Jakże podobny w swojej treści jest list kard. Wyszyńskiego do przesłania papieża Franciszka, które przez cały pontyfikat kieruje do księży i biskupów.

Kościół jako wspólnota jedności

      Papież Franciszek w jednej ze swoich katechez środowych powiedział, iż Kościół zrodził się na Golgocie a objawił się w dniu Zesłania Ducha Świętego. Znamienne jest to, że Pięćdziesiątnica jest uważana w tradycji chrześcijańskiej za antytezę wydarzenia związanego z budową wieży Babel. Starotestamentalne opowiadanie podkreśla dosłownie, iż budowniczy wieży chcieli „ wywyższyć swoje imię”, co doprowadziło do rozbicia jedności. Grzech pychy spowodował podział, który symbolicznie został oddany poprzez fakt „pomieszania języków”. Zesłanie Ducha Świętego,, podczas którego objawił się Kościół, jest wydarzeniem jedności, co pokazuje jeden z fundamentalnych celów istnienia Kościoła. Wszystkie dziedziny życia kościelnego są dla jedności. Np. uczestniczenie w Eucharystii powinno prowadzić do jedności z tymi, którzy są obok i z tymi których nie ma na Liturgii. Często jednak wpadam w pułapkę budowania, podczas Mszy św., jedynie mojej relacji do Boga zapominając o jedności z ludźmi. Myślę, że brak troski o jedność ukazuje słabość i niedojrzałość wspólnot chrześcijańskich, które czasami wyglądają jakby ktoś w nie „wrzucił granat”. Są rozbite. Nawet wizualnie widać to w wielu kościołach, gdy ludzie nie siadają obok siebie i blisko ołtarza, a zajmują miejsca gdzieś w ukryciu, w różnych zakamarkach świątyni. Do jedności się dojrzewa poprzez otwartość na Ducha Św.
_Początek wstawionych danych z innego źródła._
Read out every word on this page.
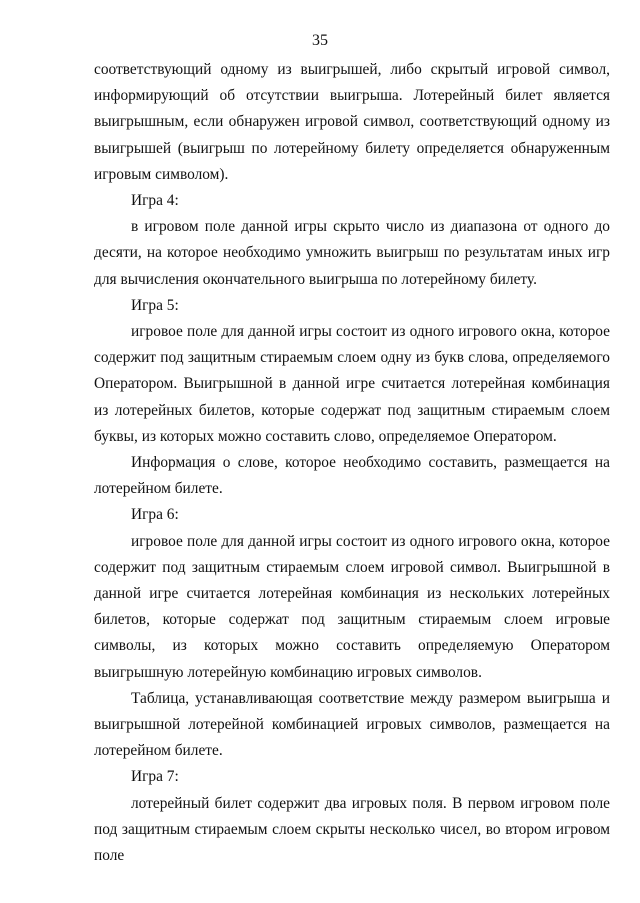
35

соответствующий одному из выигрышей, либо скрытый игровой символ, информирующий об отсутствии выигрыша. Лотерейный билет является выигрышным, если обнаружен игровой символ, соответствующий одному из выигрышей (выигрыш по лотерейному билету определяется обнаруженным игровым символом).

Игра 4:

в игровом поле данной игры скрыто число из диапазона от одного до десяти, на которое необходимо умножить выигрыш по результатам иных игр для вычисления окончательного выигрыша по лотерейному билету.

Игра 5:

игровое поле для данной игры состоит из одного игрового окна, которое содержит под защитным стираемым слоем одну из букв слова, определяемого Оператором. Выигрышной в данной игре считается лотерейная комбинация из лотерейных билетов, которые содержат под защитным стираемым слоем буквы, из которых можно составить слово, определяемое Оператором.

Информация о слове, которое необходимо составить, размещается на лотерейном билете.

Игра 6:

игровое поле для данной игры состоит из одного игрового окна, которое содержит под защитным стираемым слоем игровой символ. Выигрышной в данной игре считается лотерейная комбинация из нескольких лотерейных билетов, которые содержат под защитным стираемым слоем игровые символы, из которых можно составить определяемую Оператором выигрышную лотерейную комбинацию игровых символов.

Таблица, устанавливающая соответствие между размером выигрыша и выигрышной лотерейной комбинацией игровых символов, размещается на лотерейном билете.

Игра 7:

лотерейный билет содержит два игровых поля. В первом игровом поле под защитным стираемым слоем скрыты несколько чисел, во втором игровом поле
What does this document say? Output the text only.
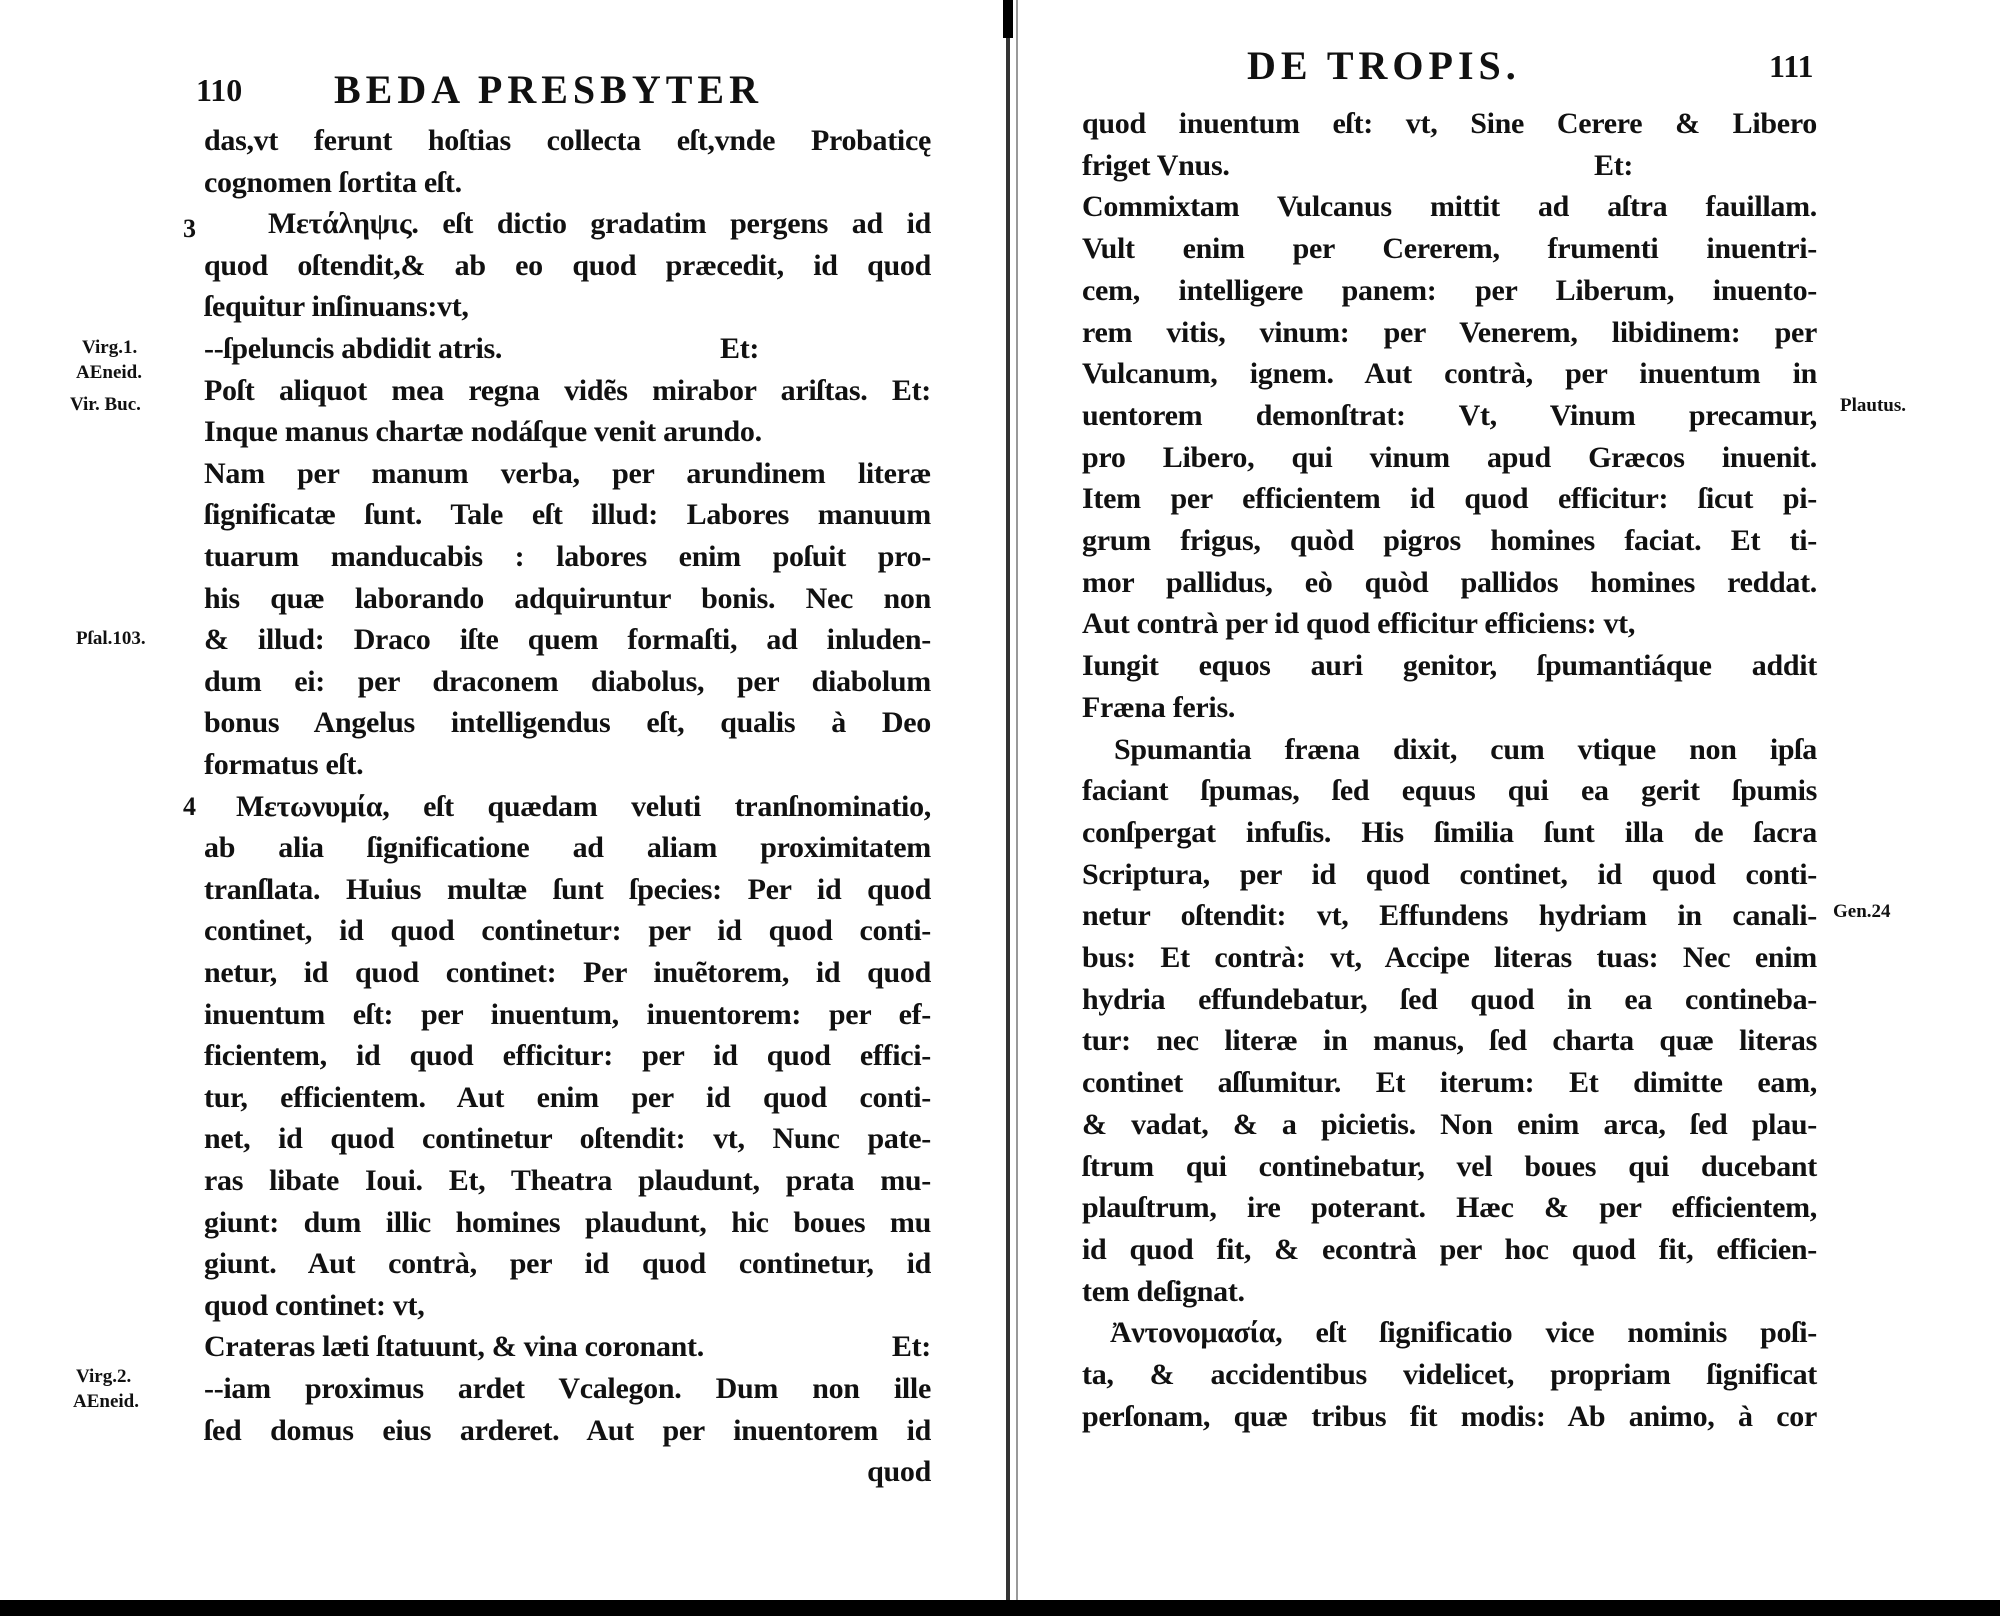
110 BEDA PRESBYTER
3
4
Virg.1.
AEneid.
Vir. Buc.
Pſal.103.
Virg.2.
AEneid.
das,vt ferunt hoſtias collecta eſt,vnde Probaticę
cognomen ſortita eſt.
Μετάληψις. eſt dictio gradatim pergens ad id
quod oſtendit,& ab eo quod præcedit, id quod
ſequitur inſinuans:vt,
--ſpeluncis abdidit atris.	Et:
Poſt aliquot mea regna vidẽs mirabor ariſtas. Et:
Inque manus chartæ nodáſque venit arundo.
Nam per manum verba, per arundinem literæ
ſignificatæ ſunt. Tale eſt illud: Labores manuum
tuarum manducabis : labores enim poſuit pro-
his quæ laborando adquiruntur bonis. Nec non
& illud: Draco iſte quem formaſti, ad inluden-
dum ei: per draconem diabolus, per diabolum
bonus Angelus intelligendus eſt, qualis à Deo
formatus eſt.
Μετωνυμία, eſt quædam veluti tranſnominatio,
ab alia ſignificatione ad aliam proximitatem
tranſlata. Huius multæ ſunt ſpecies: Per id quod
continet, id quod continetur: per id quod conti-
netur, id quod continet: Per inuẽtorem, id quod
inuentum eſt: per inuentum, inuentorem: per ef-
ficientem, id quod efficitur: per id quod effici-
tur, efficientem. Aut enim per id quod conti-
net, id quod continetur oſtendit: vt, Nunc pate-
ras libate Ioui. Et, Theatra plaudunt, prata mu-
giunt: dum illic homines plaudunt, hic boues mu
giunt. Aut contrà, per id quod continetur, id
quod continet: vt,
Crateras læti ſtatuunt, & vina coronant.	Et:
--iam proximus ardet Vcalegon. Dum non ille
ſed domus eius arderet. Aut per inuentorem id
quod
DE TROPIS.	111
Plautus.
Gen.24
quod inuentum eſt: vt, Sine Cerere & Libero
friget Vnus.	Et:
Commixtam Vulcanus mittit ad aſtra fauillam.
Vult enim per Cererem, frumenti inuentri-
cem, intelligere panem: per Liberum, inuento-
rem vitis, vinum: per Venerem, libidinem: per
Vulcanum, ignem. Aut contrà, per inuentum in
uentorem demonſtrat: Vt, Vinum precamur,
pro Libero, qui vinum apud Græcos inuenit.
Item per efficientem id quod efficitur: ſicut pi-
grum frigus, quòd pigros homines faciat. Et ti-
mor pallidus, eò quòd pallidos homines reddat.
Aut contrà per id quod efficitur efficiens: vt,
Iungit equos auri genitor, ſpumantiáque addit
Fræna feris.
Spumantia fræna dixit, cum vtique non ipſa
faciant ſpumas, ſed equus qui ea gerit ſpumis
conſpergat infuſis. His ſimilia ſunt illa de ſacra
Scriptura, per id quod continet, id quod conti-
netur oſtendit: vt, Effundens hydriam in canali-
bus: Et contrà: vt, Accipe literas tuas: Nec enim
hydria effundebatur, ſed quod in ea contineba-
tur: nec literæ in manus, ſed charta quæ literas
continet aſſumitur. Et iterum: Et dimitte eam,
& vadat, & a picietis. Non enim arca, ſed plau-
ſtrum qui continebatur, vel boues qui ducebant
plauſtrum, ire poterant. Hæc & per efficientem,
id quod fit, & econtrà per hoc quod fit, efficien-
tem deſignat.
Ἀντονομασία, eſt ſignificatio vice nominis poſi-
ta, & accidentibus videlicet, propriam ſignificat
perſonam, quæ tribus fit modis: Ab animo, à cor
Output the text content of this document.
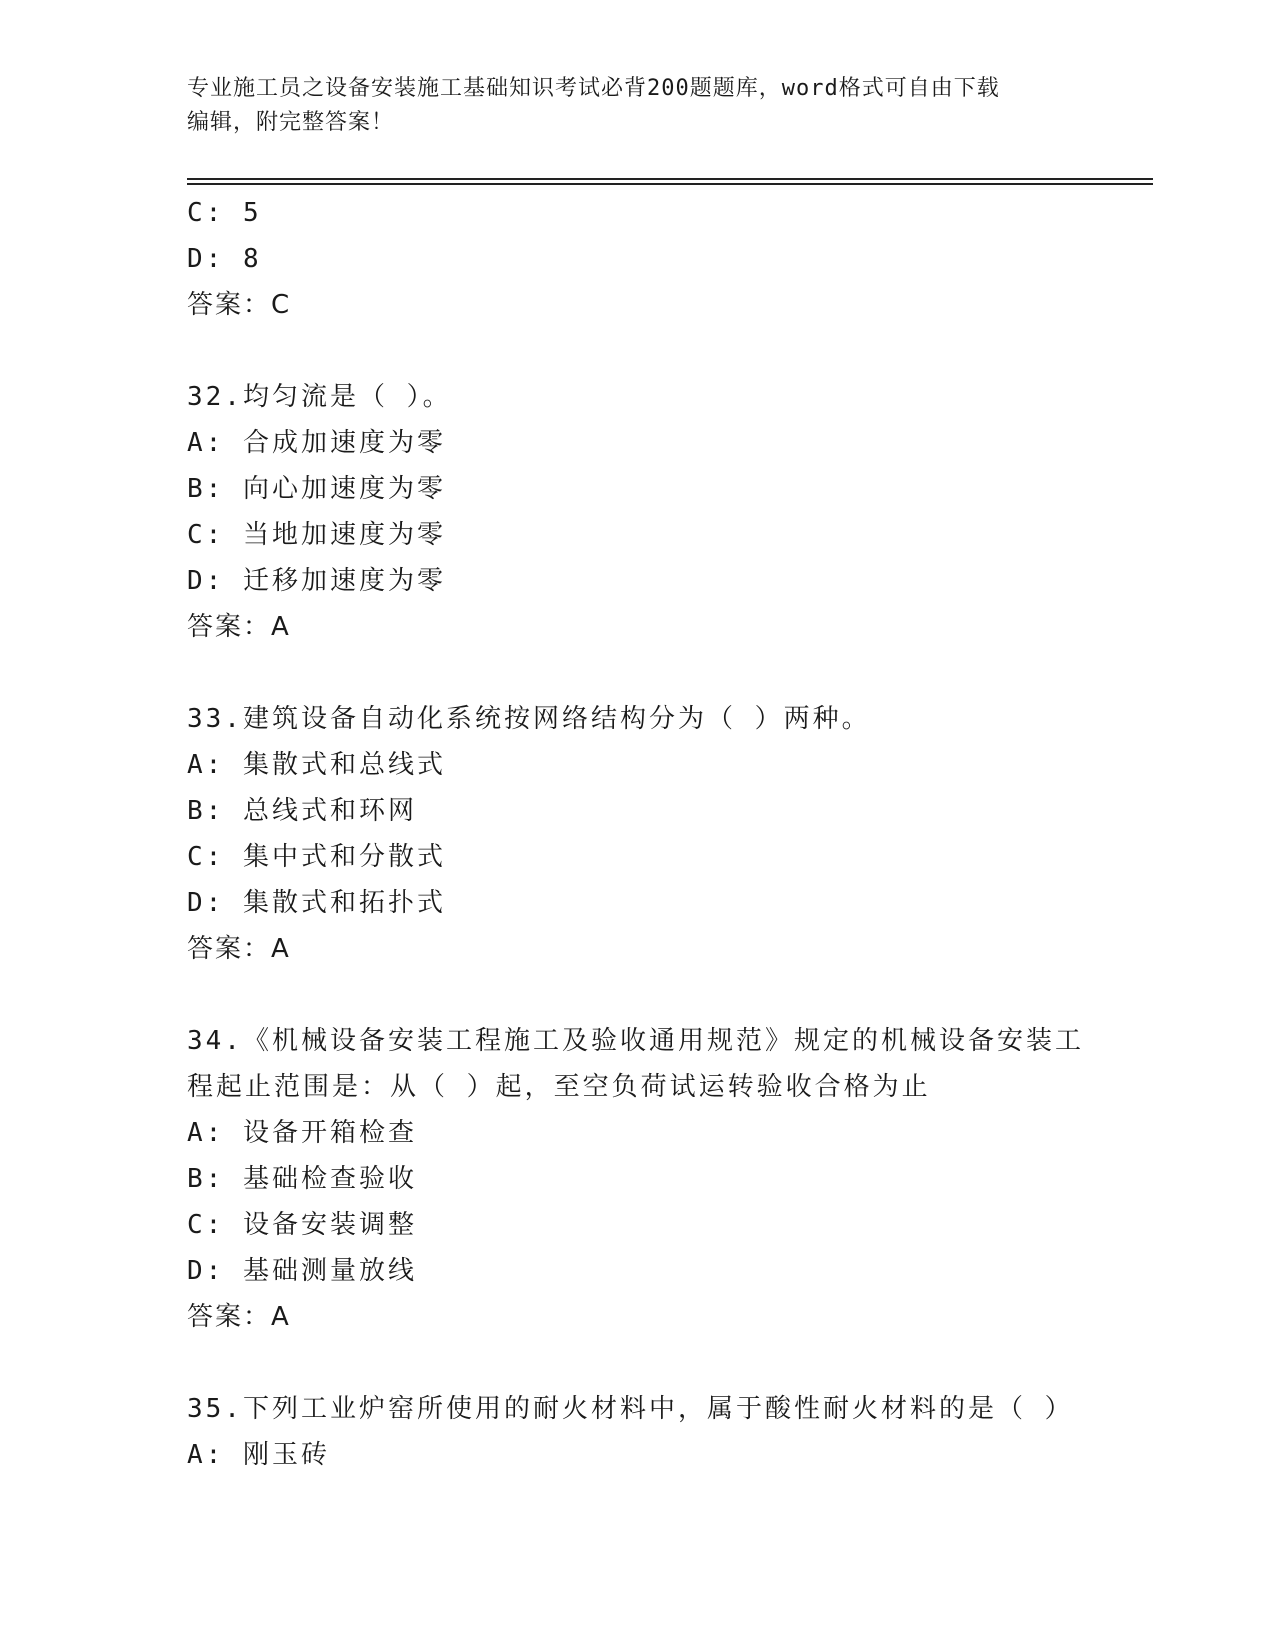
专业施工员之设备安装施工基础知识考试必背200题题库，word格式可自由下载
编辑，附完整答案！
C: 5
D: 8
答案：C
32.均匀流是（ ）。
A: 合成加速度为零
B: 向心加速度为零
C: 当地加速度为零
D: 迁移加速度为零
答案：A
33.建筑设备自动化系统按网络结构分为（ ）两种。
A: 集散式和总线式
B: 总线式和环网
C: 集中式和分散式
D: 集散式和拓扑式
答案：A
34.《机械设备安装工程施工及验收通用规范》规定的机械设备安装工
程起止范围是：从（ ）起，至空负荷试运转验收合格为止
A: 设备开箱检查
B: 基础检查验收
C: 设备安装调整
D: 基础测量放线
答案：A
35.下列工业炉窑所使用的耐火材料中，属于酸性耐火材料的是（ ）
A: 刚玉砖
      Piszę te słowa w sanktuarium Matki Bożej Kodeńskiej. Kardynał Wojtyła odwiedzając to miejsce w 1977 roku nazwał Maryję „patronką jedności”. Maryjo Matko Jedności naucz mnie tworzyć z braćmi i siostrami Kościół.

O modlitwie porannej i tej przed posiłkiem

      Modlitwa poranna i przed jedzeniem pozwala przyjąć dzień i to, co będę jadł jako dar. Jeśli tego nie czynię ryzykuję neurozę lękową. Ronald Rolheiser, współczesny katolicki teolog, który w jednej ze swych konferencji mówi o lęku, przytacza wspaniałe opowiadanie ze Starego Testamentu o Abrahamie i Izaaku. To, co się m.in. stało na górze Moria, to uznanie przez Abrahama swojego syna jako daru od Boga. Wpierw w posłuszeństwie Abraham postanowił ofiarować syna, by Bóg mógł mu go oddać i aby Abraham zrozumiał, iż syn jest darem Boga. Myślę, że to ciekawa psychologiczna interpretacja tego tekstu. Pewien ksiądz, tuż przed świętami Bożego Narodzenia, powiedział bardzo proste i głębokie kazanie. Otóż poprosił ludzi, by przyszli na Mszę św. podczas świąt, a wtedy będą mieli całkiem inne święta, gdyż zobaczą je jako dar. Uznanie bycia obdarowanym-ofiarowanie-oddanie to dynamika, która chroni przed lękiem utraty i neurozą wynikającą z pośpiechu.

Kanonizacja jak kopnięcie

            Św. Piotr gdy został umieszczony w więzieniu, skuty łańcuchami został uwolniony przez anioła, który „trącił go w bok” (dosłownie uderzył, a nawet kopnął). Dzisiaj otrzymaliśmy w Kościele powszechnym wystawienników – aniołów, których życie na ziemi i w niebie jest jak uderzenie-kopnięcie w bok, byśmy uwierzyli, że Bóg o nas nie zapomniał i jesteśmy dla Niego ważni.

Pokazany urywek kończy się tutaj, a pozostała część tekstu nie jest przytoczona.